The sort operation has grouped together all words that should be connected; “walk -> talk” and “talk -> tall” in this example. The slow step in this procedure is the sorting, which can be achieved by any of a number of standard algorithms in time proportional to n * log n – a big improvement over n * n for large dictionaries.

So what about the rule that connects words by adding or deleting one character? This variant of the problem is harder to find online, but I did find an implementation in a comment on this blog similar to the one I used. The key is to create a table, as before, but for each word add all possible rows formed by deleting one letter:

bring | ring |

bring | bing |

bring | brng |

bring | brig |

bring | brin |

rings | ings |

rings | rngs |

rings | rigs |

rings | rins |

rings | ring |

ear | ar |

ear | er |

ear | ea |

Then sort by the second column, and filter against the sorted dictionary to retain only those rows where the second column is an actual word:

ear | ar |

bring | bing |

bring | brig |

bring | brin |

bring | brng |

ear | ea |

ear | er |

rings | ings |

rings | rigs |

rings | ring |

bring | ring |

rings | rins |

rings | rngs |

So that in this example, the three rules “rings <-> ring”, “rings <-> rigs”, and “bring <-> ring” were found. As before, the sorting is the slow step with O(n log n) time complexity. So how do you combine the connections due to letter substitution with the connections due to deletion? This is called a *graph union* and is supported by any graph library.
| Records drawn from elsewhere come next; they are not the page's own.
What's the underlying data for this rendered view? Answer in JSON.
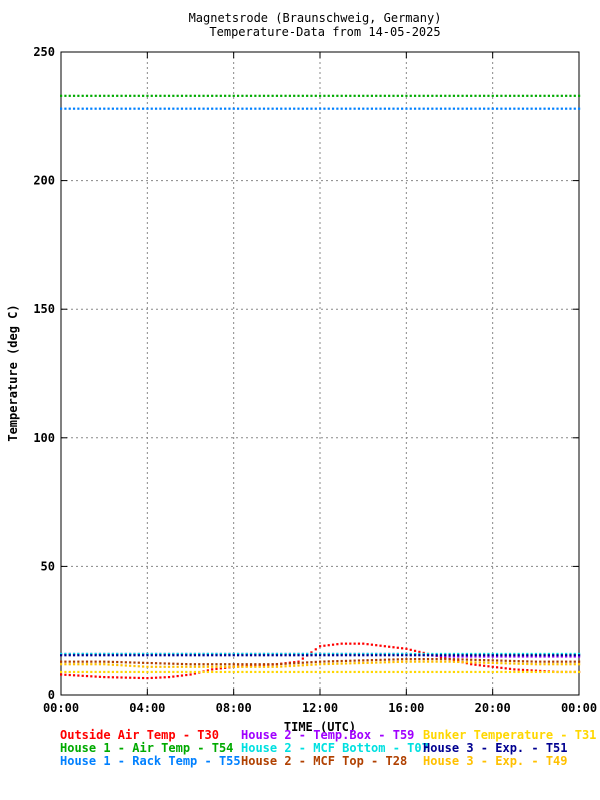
{
  "chart_data": {
    "type": "scatter",
    "title": "Magnetsrode (Braunschweig, Germany)",
    "subtitle": "Temperature-Data from 14-05-2025",
    "xlabel": "TIME (UTC)",
    "ylabel": "Temperature (deg C)",
    "xlim": [
      0,
      24
    ],
    "ylim": [
      0,
      250
    ],
    "x_ticks": [
      "00:00",
      "04:00",
      "08:00",
      "12:00",
      "16:00",
      "20:00",
      "00:00"
    ],
    "y_ticks": [
      "0",
      "50",
      "100",
      "150",
      "200",
      "250"
    ],
    "grid": true,
    "legend_position": "bottom",
    "series": [
      {
        "name": "Outside Air Temp",
        "code": "T30",
        "color": "#ff0000",
        "x": [
          0,
          1,
          2,
          3,
          4,
          5,
          6,
          7,
          8,
          9,
          10,
          11,
          12,
          13,
          14,
          15,
          16,
          17,
          18,
          19,
          20,
          21,
          22,
          23,
          24
        ],
        "y": [
          8,
          7.5,
          7,
          6.8,
          6.6,
          7,
          8,
          10,
          11,
          11.5,
          12,
          13,
          19,
          20,
          20,
          19,
          18,
          16,
          14,
          12,
          11,
          10,
          9.5,
          9,
          9
        ]
      },
      {
        "name": "House 2 - Temp.Box",
        "code": "T59",
        "color": "#a000ff",
        "x": [
          0,
          2,
          4,
          6,
          8,
          10,
          12,
          14,
          16,
          18,
          20,
          22,
          24
        ],
        "y": [
          16,
          16,
          16,
          16,
          16,
          16,
          16,
          16,
          16,
          15,
          15,
          15,
          15
        ]
      },
      {
        "name": "Bunker Temperature",
        "code": "T31",
        "color": "#ffd700",
        "x": [
          0,
          2,
          4,
          6,
          8,
          10,
          12,
          14,
          16,
          18,
          20,
          22,
          24
        ],
        "y": [
          9,
          9,
          9,
          9,
          9,
          9,
          9,
          9,
          9,
          9,
          9,
          9,
          9
        ]
      },
      {
        "name": "House 1 - Air  Temp",
        "code": "T54",
        "color": "#00aa00",
        "x": [
          0,
          2,
          4,
          6,
          8,
          10,
          12,
          14,
          16,
          18,
          20,
          22,
          24
        ],
        "y": [
          233,
          233,
          233,
          233,
          233,
          233,
          233,
          233,
          233,
          233,
          233,
          233,
          233
        ]
      },
      {
        "name": "House 2 - MCF Bottom",
        "code": "T07",
        "color": "#00e0e0",
        "x": [
          0,
          2,
          4,
          6,
          8,
          10,
          12,
          14,
          16,
          18,
          20,
          22,
          24
        ],
        "y": [
          16,
          16,
          16,
          16,
          16,
          16,
          16,
          16,
          16,
          16,
          16,
          16,
          16
        ]
      },
      {
        "name": "House 3 - Exp.",
        "code": "T51",
        "color": "#000090",
        "x": [
          0,
          2,
          4,
          6,
          8,
          10,
          12,
          14,
          16,
          18,
          20,
          22,
          24
        ],
        "y": [
          15.5,
          15.5,
          15.5,
          15.5,
          15.5,
          15.5,
          15.5,
          15.5,
          15.5,
          15.5,
          15.5,
          15.5,
          15.5
        ]
      },
      {
        "name": "House 1 - Rack Temp",
        "code": "T55",
        "color": "#0080ff",
        "x": [
          0,
          2,
          4,
          6,
          8,
          10,
          12,
          14,
          16,
          18,
          20,
          22,
          24
        ],
        "y": [
          228,
          228,
          228,
          228,
          228,
          228,
          228,
          228,
          228,
          228,
          228,
          228,
          228
        ]
      },
      {
        "name": "House 2 - MCF Top",
        "code": "T28",
        "color": "#b04000",
        "x": [
          0,
          2,
          4,
          6,
          8,
          10,
          12,
          14,
          16,
          18,
          20,
          22,
          24
        ],
        "y": [
          13,
          13,
          12.5,
          12,
          12,
          12,
          13,
          13.5,
          14,
          14,
          13.5,
          13,
          13
        ]
      },
      {
        "name": "House 3 - Exp.",
        "code": "T49",
        "color": "#ffc000",
        "x": [
          0,
          2,
          4,
          6,
          8,
          10,
          12,
          14,
          16,
          18,
          20,
          22,
          24
        ],
        "y": [
          12,
          12,
          11,
          11,
          11,
          11,
          12,
          12.5,
          13,
          13,
          12.5,
          12,
          12
        ]
      }
    ]
  }
}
An interesting effect happens if you include only the connections due to deletion and leave out connections due to substitution. Now the word *must* change length by one letter at each step!

- hands
- hand
- and
- land
- lad
- lead
- led
- fled
- fed
- feed
- fee
- feet

**Conclusion: the nerdy stuff matters**

Every practicing programmer knows that it is possible – perhaps normal is the right word – to write practical, useful code without drawing on the nerdier parts of computer science. You can write a program that works just fine without ever analyzing it for time complexity or proving its correctness. The simplest, most intuitive data structures are often best. But hopefully what the word ladder example illustrates is that often the best way to solve an everyday, practical problem is to *translate it into a special case of a well-studied abstract problem*, and then apply a standard solution to that problem. If solving a word ladder does not seem very practical, applied graph theory shows up everywhere: in revision management, in the provenance of lab samples, in deciding the best layout for a communications network. So keep studying the nerdy stuff – one day, you will find yourself facing a down-to-earth problem that is harder than it looks, and realize that you already have the answer.